Ashkelon has become a war zone, the director of the local Barzilai Medical Center Prof. Yaniv Sherer said on Thursday, just hours before a rocket fell on the hospital grounds, meters from the emergency room but did not cause significant damage.
“This is actually a war zone,” Sherer said. “If a terrorist organization shoots thousands of missiles against a civilian population and we have casualties, including a six-year-old who was hit alongside his family and died, I can’t call it any other way.”
Ashkelon is only 13 km. north of the Gaza border. Since the beginning of the fighting – which according to the IDF has seen roughly 4,000 rockets fired at Israeli territory – Barzilai has treated 413 patients as a consequence of the attacks, including 58 children.
“The situation is bad, but the staff and also the population of the city remain strong,” Sherer said. “We are ready to do our job in this difficult situation for as long as is needed, and to provide care for patients.”
When the attacks began on May 10, the hospital immediately switched to emergency mode.
“When rockets were fired against Jerusalem and we understood that an escalation was about to start, we immediately prepared to take in casualties,” said Sherer. “We moved all departments for hospitalization and treatment to secured areas that are protected from missile fire.”
While Barzilai normally houses 600 beds, only half of them are available during such emergencies.
“In order to accomplish that, we had to cancel many ambulatory services and planned surgeries, and transfer everything in our emergency structure underground,” Sherer said.
Additional physicians, nurses and other workers were asked to be at work to care for arriving patients.

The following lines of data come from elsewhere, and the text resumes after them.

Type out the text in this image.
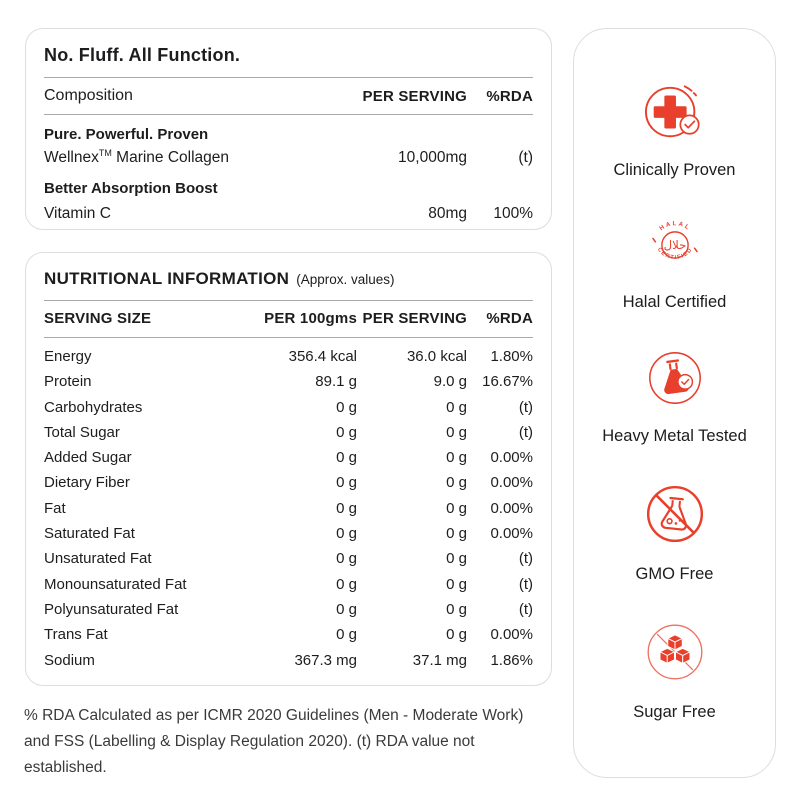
No. Fluff. All Function.
Composition	PER SERVING	%RDA
Pure. Powerful. Proven
Wellnex™ Marine Collagen	10,000mg	(t)
Better Absorption Boost
Vitamin C	80mg	100%
NUTRITIONAL INFORMATION (Approx. values)
SERVING SIZE	PER 100gms PER SERVING	%RDA
Energy	356.4 kcal	36.0 kcal	1.80%
Protein	89.1 g	9.0 g	16.67%
Carbohydrates	0 g	0 g	(t)
Total Sugar	0 g	0 g	(t)
Added Sugar	0 g	0 g	0.00%
Dietary Fiber	0 g	0 g	0.00%
Fat	0 g	0 g	0.00%
Saturated Fat	0 g	0 g	0.00%
Unsaturated Fat	0 g	0 g	(t)
Monounsaturated Fat	0 g	0 g	(t)
Polyunsaturated Fat	0 g	0 g	(t)
Trans Fat	0 g	0 g	0.00%
Sodium	367.3 mg	37.1 mg	1.86%
% RDA Calculated as per ICMR 2020 Guidelines (Men - Moderate Work) and FSS (Labelling & Display Regulation 2020). (t) RDA value not established.
Clinically Proven
HALAL
CERTIFIED
حلال
Halal Certified
Heavy Metal Tested
GMO Free
Sugar Free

Most of Barzilai’s staff live in Ashkelon or the general area, Sherer noted, but while the hospital is a very safe environment, leaving families and children at home is not easy for them.
“Just in Ashkelon, the sirens have gone off about 100 times in 10 days,” the doctor said.
During the pandemic, the hospital used its underground space to house some of the corona wards. Sherer warned in September that if an escalation with Gaza were to occur during corona, the hospital would be in trouble.
“When the violence started 10 days ago, we did have some coronavirus patients but they were immediately evacuated to other hospitals around the country, as they cannot be in shelters with other people” he said. “If we had dozens of corona patients it would have been much more complicated.”
Sherer said Israeli authorities should take this issue into consideration for the future.
“We do hope that this will be the last campaign, but we know that this will not be the case,” he said. “Maybe we will have some quiet for a few months or years, but as long as there is a terrorist organization willing to target civilians, the problem remains.”